We’re at that exact same crossroads right now. Except instead of jumping from assembly to C (or Python), we’re leaping from rigid syntax and having to write a lot of boilerplate to plain natural language. And as of early 2026, the boilerplate can be written by a model you can run locally. i.e. we got to the stage where even very small and not very capable (relative to the biggest frontier models) are able to produce most of the boring boilerplate.

Death of Syntax, Long Live the Logic!
Up until now, the biggest roadblock between the software idea in a someone’s head and an MVP of the actual product was the syntax and the technical implementation and deployment details. You had to memorize exactly where the semicolons went, precisely how to declare every class, and which flavor of brackets to use. You had to be a technician, one that has to be very precise with the implementation details, not just an architect of the solution.
What’s happening right now with LLMs and the break neck speed of development of models and capabilities is that we’re bulldozing that roadblock. You don’t need to memorize syntax anymore. You get to just dictate your thoughts. It is very helpful to have a good understanding of the fundamentals. Sure, right now we still have to jump in and manually massage the generated code every so often.

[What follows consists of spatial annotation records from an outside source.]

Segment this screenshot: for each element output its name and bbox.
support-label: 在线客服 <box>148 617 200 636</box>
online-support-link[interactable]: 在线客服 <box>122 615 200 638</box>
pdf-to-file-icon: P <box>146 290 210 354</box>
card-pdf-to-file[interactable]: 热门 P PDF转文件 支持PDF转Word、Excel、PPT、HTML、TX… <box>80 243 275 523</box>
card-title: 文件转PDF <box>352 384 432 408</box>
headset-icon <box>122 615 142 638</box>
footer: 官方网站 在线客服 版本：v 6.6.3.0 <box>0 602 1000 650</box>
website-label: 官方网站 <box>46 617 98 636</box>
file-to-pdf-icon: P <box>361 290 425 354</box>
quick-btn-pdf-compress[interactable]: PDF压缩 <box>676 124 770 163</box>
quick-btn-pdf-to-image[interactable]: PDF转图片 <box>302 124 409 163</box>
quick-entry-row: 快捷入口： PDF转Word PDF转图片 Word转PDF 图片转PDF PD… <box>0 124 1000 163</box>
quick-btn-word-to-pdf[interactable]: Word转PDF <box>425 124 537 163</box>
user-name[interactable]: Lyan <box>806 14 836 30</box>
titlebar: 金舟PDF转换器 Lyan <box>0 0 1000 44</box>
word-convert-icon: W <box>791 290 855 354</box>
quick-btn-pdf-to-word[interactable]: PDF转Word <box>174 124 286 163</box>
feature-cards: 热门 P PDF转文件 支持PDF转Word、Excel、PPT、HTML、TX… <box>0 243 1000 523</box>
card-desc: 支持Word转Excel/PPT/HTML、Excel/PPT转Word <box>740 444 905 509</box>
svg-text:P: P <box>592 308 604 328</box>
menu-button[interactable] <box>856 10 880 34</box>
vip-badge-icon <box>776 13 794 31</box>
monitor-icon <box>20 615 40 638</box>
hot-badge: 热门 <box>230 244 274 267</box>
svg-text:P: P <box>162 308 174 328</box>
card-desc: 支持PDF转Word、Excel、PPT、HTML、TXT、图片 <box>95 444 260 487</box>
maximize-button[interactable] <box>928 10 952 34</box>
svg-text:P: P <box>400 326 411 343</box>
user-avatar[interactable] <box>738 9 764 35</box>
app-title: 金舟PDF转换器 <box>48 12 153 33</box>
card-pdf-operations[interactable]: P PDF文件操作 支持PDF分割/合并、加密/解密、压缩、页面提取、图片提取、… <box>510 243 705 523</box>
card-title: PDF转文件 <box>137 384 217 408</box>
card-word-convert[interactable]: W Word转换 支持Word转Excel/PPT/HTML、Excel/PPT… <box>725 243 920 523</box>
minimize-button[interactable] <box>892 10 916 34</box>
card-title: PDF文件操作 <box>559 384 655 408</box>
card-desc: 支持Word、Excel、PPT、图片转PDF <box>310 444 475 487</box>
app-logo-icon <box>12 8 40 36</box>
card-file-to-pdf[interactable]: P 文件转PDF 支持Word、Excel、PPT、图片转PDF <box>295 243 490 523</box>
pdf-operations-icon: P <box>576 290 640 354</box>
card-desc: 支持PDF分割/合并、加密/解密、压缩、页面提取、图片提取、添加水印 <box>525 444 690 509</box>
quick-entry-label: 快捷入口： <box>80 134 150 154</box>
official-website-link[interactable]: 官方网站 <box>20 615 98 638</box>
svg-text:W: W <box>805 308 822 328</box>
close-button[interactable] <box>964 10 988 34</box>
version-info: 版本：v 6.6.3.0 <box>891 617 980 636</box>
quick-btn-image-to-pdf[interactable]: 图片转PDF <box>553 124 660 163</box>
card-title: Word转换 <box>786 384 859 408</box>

But give it a year, two, or three, and that awkward back-and-forth will be mostly a thing of the past. We’ll literally just be speaking our architecture and logic into existence.
The developer of the future isn’t the person typing 120 words per minute. It’s the thinker, the engineer, the architect—the person who can formulate their ideas with crystal clarity and give precise instructions to the machines. We’re about to have a lot more code, and it’s going to get much more complex.
Many studies have shown that the majority of software developer’s time roughly 90% is spent on reading code, not writing new code. With LLMs taking care of the syntax and boilerplate, developers will be freed up to focus on the higher-level abstractions, logic and design.
In line with the Jevons Paradox, the more efficient and cheaper something becomes, the more we end up using it. So as it becomes easier and faster to generate code, we’re going to see an explosion in the amount of software being created. And with that explosion comes a need for more developers to manage and maintain all that new code.
So as the amount and complexity of software grows, the need for skilled “developers” (we might be calling them “software architects” or “logic engineers”) to manage and maintain that code will only increase. The demand for such people is not going to decrease; it’s going to skyrocket.
This means we’ll need more developers than ever before to manage and maintain all this new code. But what kind of developers? The ones who can think critically, design robust architectures, and solve complex problems. The ones who can communicate their ideas clearly and work effectively with AI tools.
Fundamentals Still Matter (more than ever)
If anything, I think this swings the pendulum back toward fundamentals. Sure, you can ask an AI to suggest an algorithm or explain a design pattern. But you need to understand those concepts yourself — well enough to plan ahead, hold the whole mental model of a system in your head, reason through trade-offs, and make the call on which approach actually fits. That part doesn’t get automated. If you don’t know what good looks like, you won’t know when the AI is handing you something bad.
The age of syntax is over. The age of logic and architecture is just beginning. And honestly — I can’t wait to see where it takes us.